Today, more than 1 billion people in low and middle-income countries lack access to essential health care services. This problem is especially prevalent in sub-Saharan African countries, where people who cannot afford medical expenses are too often pushed into extreme poverty or denied much-needed care.
mTOMADY is a project run by the NGO ‘Doctors for Madagascar’, and is supported by partners including the Else Kröner-Fresenius-Stiftung, the Berlin Institute of Health, and the Charité – Universitätsmedizin Berlin. The project, recognized this January as one of the most innovative projects in global health by the Global Health Hub Germany, aims to provide access to health financing and protection against medical impoverishment – and eventually achieve universal health coverage.
Thoughtworks partnered with mTOMADY, and their international team of doctors, engineers, economic experts, and volunteers to help build the new IT infrastructure for healthcare-related payments in Madagascar.
The first version of mTOMADY provides patients with a mobile wallet to which they can add money themselves and receive contributions from family members or other donors – savings which are designated and reserved for medical treatment and other healthcare expenses. Because the platform is accessible via a phone-based USSD menu, it does not require an active internet connection nor a smartphone, meaning it can be used in even the most remote communities. A corresponding wallet for community health workers ensures they receive secure, transparent, and timely remuneration for their outreach activities. Healthcare providers use a web-based interface to receive payments, which includes a new digital workflow that makes invoicing more efficient and reliable.
We envision bringing our solution to more countries that desire our help and reaching more than 15 million people by 2025.
In November 2018 the first release of mTOMADY went live in Madagascar, and was focused on a user-group of pregnant women. It has since become the largest digital platform for healthcare related payments in the country, integrated with more than 30 hospitals including the largest obstetrical hospital in the Indian Ocean territories. This year, mTOMADY plans to expand to over 200 health facilities and hospitals across the country. And after that? “We envision bringing our solution to more countries that desire our help and reaching more than 15 million people by 2025,” explained Dr. Julius Emmrich, who co-founded mTOMADY with fellow physician and digital health researcher Dr. Samuel Knauss.
To ensure mTOMADY was ready for a scale up, the development team improved its capacity to operate in areas with low or no bandwidth, added offline storage capabilities, and developed a GSM-only version of the current application. Because mTOMADY handles sensitive medical and financial patient data in real-time, it was important to ensure the platform operates with the highest standards of reliability and security.
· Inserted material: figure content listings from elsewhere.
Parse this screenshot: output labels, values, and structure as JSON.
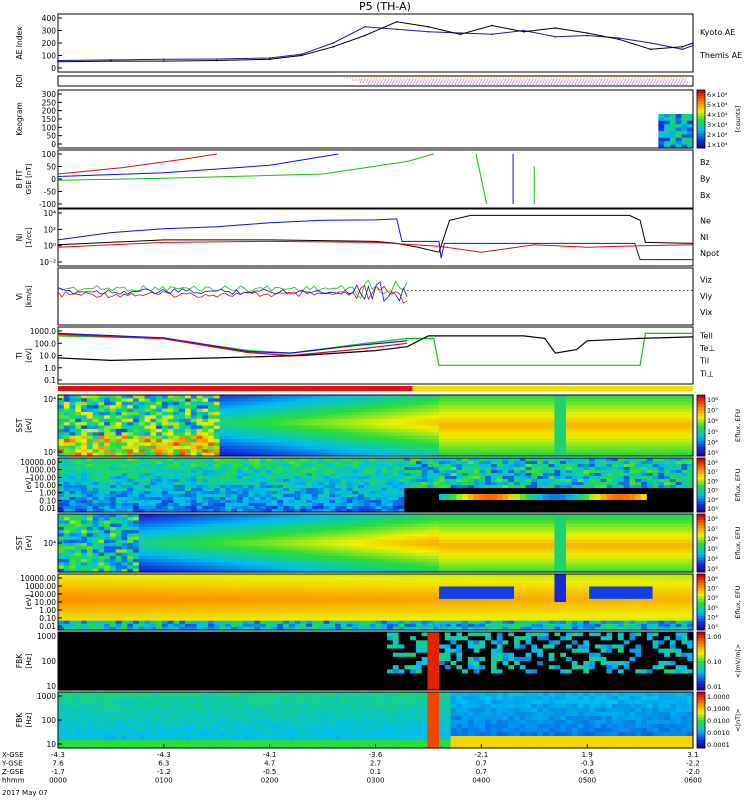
{
  "title": "P5 (TH-A)",
  "date_label": "2017 May 07",
  "colors": {
    "kyoto": "#1a1aa0",
    "themis": "#000000",
    "red": "#d01010",
    "green": "#10c010",
    "blue": "#1010d0",
    "black": "#000000"
  },
  "panels": [
    {
      "id": "ae",
      "ylabel": "AE Index",
      "unit": "",
      "yticks": [
        "400",
        "300",
        "200",
        "100",
        "0"
      ],
      "right": [
        {
          "text": "Kyoto AE",
          "color": "#1a1aa0"
        },
        {
          "text": "Themis AE",
          "color": "#000000"
        }
      ]
    },
    {
      "id": "roi",
      "ylabel": "ROI",
      "unit": "",
      "yticks": [],
      "right": []
    },
    {
      "id": "keogram",
      "ylabel": "Keogram",
      "unit": "",
      "yticks": [
        "300",
        "250",
        "200",
        "150",
        "100",
        "50",
        "0"
      ],
      "right": [],
      "cbar": [
        "6×10⁴",
        "5×10⁴",
        "4×10⁴",
        "3×10⁴",
        "2×10⁴",
        "1×10⁴"
      ],
      "cbar_unit": "[counts]"
    },
    {
      "id": "bfit",
      "ylabel": "B FIT",
      "unit": "GSE [nT]",
      "yticks": [
        "100",
        "50",
        "0",
        "-50",
        "-100"
      ],
      "right": [
        {
          "text": "Bz",
          "color": "#d01010"
        },
        {
          "text": "By",
          "color": "#10c010"
        },
        {
          "text": "Bx",
          "color": "#1010d0"
        }
      ]
    },
    {
      "id": "ni",
      "ylabel": "Ni",
      "unit": "[1/cc]",
      "yticks": [
        "10⁴",
        "10²",
        "10⁰",
        "10⁻²"
      ],
      "right": [
        {
          "text": "Ne",
          "color": "#d01010"
        },
        {
          "text": "NI",
          "color": "#000000"
        },
        {
          "text": "Npot",
          "color": "#1010d0"
        }
      ]
    },
    {
      "id": "vi",
      "ylabel": "Vi",
      "unit": "[km/s]",
      "yticks": [],
      "right": [
        {
          "text": "Viz",
          "color": "#d01010"
        },
        {
          "text": "Viy",
          "color": "#10c010"
        },
        {
          "text": "Vix",
          "color": "#1010d0"
        }
      ]
    },
    {
      "id": "ti",
      "ylabel": "TI",
      "unit": "[eV]",
      "yticks": [
        "1000.0",
        "100.0",
        "10.0",
        "1.0",
        "0.1"
      ],
      "right": [
        {
          "text": "Tell",
          "color": "#000000"
        },
        {
          "text": "Te⊥",
          "color": "#d01010"
        },
        {
          "text": "Til",
          "color": "#10c010"
        },
        {
          "text": "Ti⊥",
          "color": "#1010d0"
        }
      ]
    },
    {
      "id": "sst1",
      "ylabel": "SST",
      "unit": "[eV]",
      "yticks": [
        "10⁴",
        "10²"
      ],
      "right": [],
      "cbar": [
        "10⁸",
        "10⁷",
        "10⁶",
        "10⁵",
        "10⁴",
        "10³"
      ],
      "cbar_unit": "Eflux, EFU"
    },
    {
      "id": "esa1",
      "ylabel": "",
      "unit": "[eV]",
      "yticks": [
        "10000.00",
        "1000.00",
        "100.00",
        "10.00",
        "1.00",
        "0.10",
        "0.01"
      ],
      "right": [],
      "cbar": [
        "10⁸",
        "10⁷",
        "10⁶",
        "10⁵",
        "10⁴",
        "10³"
      ],
      "cbar_unit": "Eflux, EFU"
    },
    {
      "id": "sst2",
      "ylabel": "SST",
      "unit": "[eV]",
      "yticks": [
        "10⁴"
      ],
      "right": [],
      "cbar": [
        "10⁸",
        "10⁷",
        "10⁶",
        "10⁵",
        "10⁴",
        "10³"
      ],
      "cbar_unit": "Eflux, EFU"
    },
    {
      "id": "esa2",
      "ylabel": "",
      "unit": "[eV]",
      "yticks": [
        "10000.00",
        "1000.00",
        "100.00",
        "10.00",
        "1.00",
        "0.10",
        "0.01"
      ],
      "right": [],
      "cbar": [
        "10⁸",
        "10⁷",
        "10⁶",
        "10⁵",
        "10⁴",
        "10³"
      ],
      "cbar_unit": "Eflux, EFU"
    },
    {
      "id": "fbk1",
      "ylabel": "FBK",
      "unit": "[Hz]",
      "yticks": [
        "1000",
        "100",
        "10"
      ],
      "right": [],
      "cbar": [
        "1.00",
        "0.10",
        "0.01"
      ],
      "cbar_unit": "<|mV/m|>"
    },
    {
      "id": "fbk2",
      "ylabel": "FBK",
      "unit": "[Hz]",
      "yticks": [
        "1000",
        "100",
        "10"
      ],
      "right": [],
      "cbar": [
        "1.0000",
        "0.1000",
        "0.0100",
        "0.0010",
        "0.0001"
      ],
      "cbar_unit": "<|nT|>"
    }
  ],
  "xaxis": {
    "rows": [
      {
        "label": "X-GSE",
        "values": [
          "-4.3",
          "-4.3",
          "-4.1",
          "-3.6",
          "-2.1",
          "1.9",
          "3.1"
        ]
      },
      {
        "label": "Y-GSE",
        "values": [
          "7.6",
          "6.3",
          "4.7",
          "2.7",
          "0.7",
          "-0.3",
          "-2.2"
        ]
      },
      {
        "label": "Z-GSE",
        "values": [
          "-1.7",
          "-1.2",
          "-0.5",
          "0.1",
          "0.7",
          "-0.6",
          "-2.0"
        ]
      },
      {
        "label": "hhmm",
        "values": [
          "0000",
          "0100",
          "0200",
          "0300",
          "0400",
          "0500",
          "0600"
        ]
      }
    ]
  },
  "chart_data": {
    "type": "line",
    "x_hours": [
      0,
      0.5,
      1,
      1.5,
      2,
      2.3,
      2.6,
      2.9,
      3.2,
      3.5,
      3.8,
      4.1,
      4.4,
      4.7,
      5,
      5.3,
      5.6,
      5.9,
      6
    ],
    "series": [
      {
        "name": "Kyoto AE",
        "values": [
          60,
          65,
          70,
          72,
          80,
          110,
          200,
          330,
          310,
          290,
          280,
          270,
          300,
          250,
          260,
          240,
          200,
          150,
          180
        ]
      },
      {
        "name": "Themis AE",
        "values": [
          50,
          55,
          55,
          60,
          70,
          100,
          170,
          260,
          370,
          330,
          270,
          340,
          290,
          320,
          280,
          230,
          150,
          170,
          200
        ]
      }
    ],
    "ylim": [
      0,
      400
    ],
    "xlim": [
      0,
      6
    ]
  }
}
While a health wallet is an important step for improving individual access to health financing, it isn't enough to enact the large-scale, systemic change needed to achieve universal health coverage. Which is why mTOMADY was designed to be far more. The end-to-end platform is easily integrated with a variety of healthcare financing schemes, connecting patients and health care providers to different types of payers – including health insurance providers, governments, or internationally funded initiatives.
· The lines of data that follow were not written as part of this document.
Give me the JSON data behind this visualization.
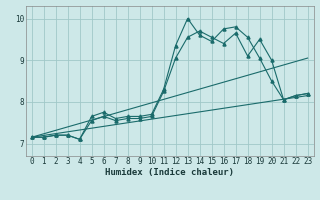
{
  "xlabel": "Humidex (Indice chaleur)",
  "xlim": [
    -0.5,
    23.5
  ],
  "ylim": [
    6.7,
    10.3
  ],
  "xticks": [
    0,
    1,
    2,
    3,
    4,
    5,
    6,
    7,
    8,
    9,
    10,
    11,
    12,
    13,
    14,
    15,
    16,
    17,
    18,
    19,
    20,
    21,
    22,
    23
  ],
  "yticks": [
    7,
    8,
    9,
    10
  ],
  "bg_color": "#cde8e8",
  "grid_color": "#a0c8c8",
  "line_color": "#1a6b6b",
  "line1_x": [
    0,
    1,
    2,
    3,
    4,
    5,
    6,
    7,
    8,
    9,
    10,
    11,
    12,
    13,
    14,
    15,
    16,
    17,
    18,
    19,
    20,
    21,
    22,
    23
  ],
  "line1_y": [
    7.15,
    7.15,
    7.2,
    7.2,
    7.1,
    7.65,
    7.75,
    7.6,
    7.65,
    7.65,
    7.7,
    8.3,
    9.35,
    10.0,
    9.6,
    9.45,
    9.75,
    9.8,
    9.55,
    9.05,
    8.5,
    8.05,
    8.15,
    8.2
  ],
  "line2_x": [
    0,
    1,
    2,
    3,
    4,
    5,
    6,
    7,
    8,
    9,
    10,
    11,
    12,
    13,
    14,
    15,
    16,
    17,
    18,
    19,
    20,
    21,
    22,
    23
  ],
  "line2_y": [
    7.15,
    7.15,
    7.2,
    7.2,
    7.1,
    7.55,
    7.65,
    7.55,
    7.6,
    7.6,
    7.65,
    8.25,
    9.05,
    9.55,
    9.7,
    9.55,
    9.4,
    9.65,
    9.1,
    9.5,
    9.0,
    8.05,
    8.15,
    8.2
  ],
  "line3_x": [
    0,
    23
  ],
  "line3_y": [
    7.15,
    9.05
  ],
  "line4_x": [
    0,
    23
  ],
  "line4_y": [
    7.15,
    8.15
  ]
}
The Deutsche Gesellschaft für Internationale Zusammenarbeit and mTOMADY are currently partnering on a tuberculosis eradication project, whereby the platform will be used to distribute resources and collect disease prevalence data. Most recently, mTOMADY and Thoughtworks gained ground-level insights in Madagascar to kick-off the digitalization of local health insurances, enabling them to cover previously out-of-reach groups, reduce administrative costs, and improve transparency in claims processing. By going digital mTOMADY relieves users of the burdens of a pen and paper based system and frees up resources to be spent on what really matters – health.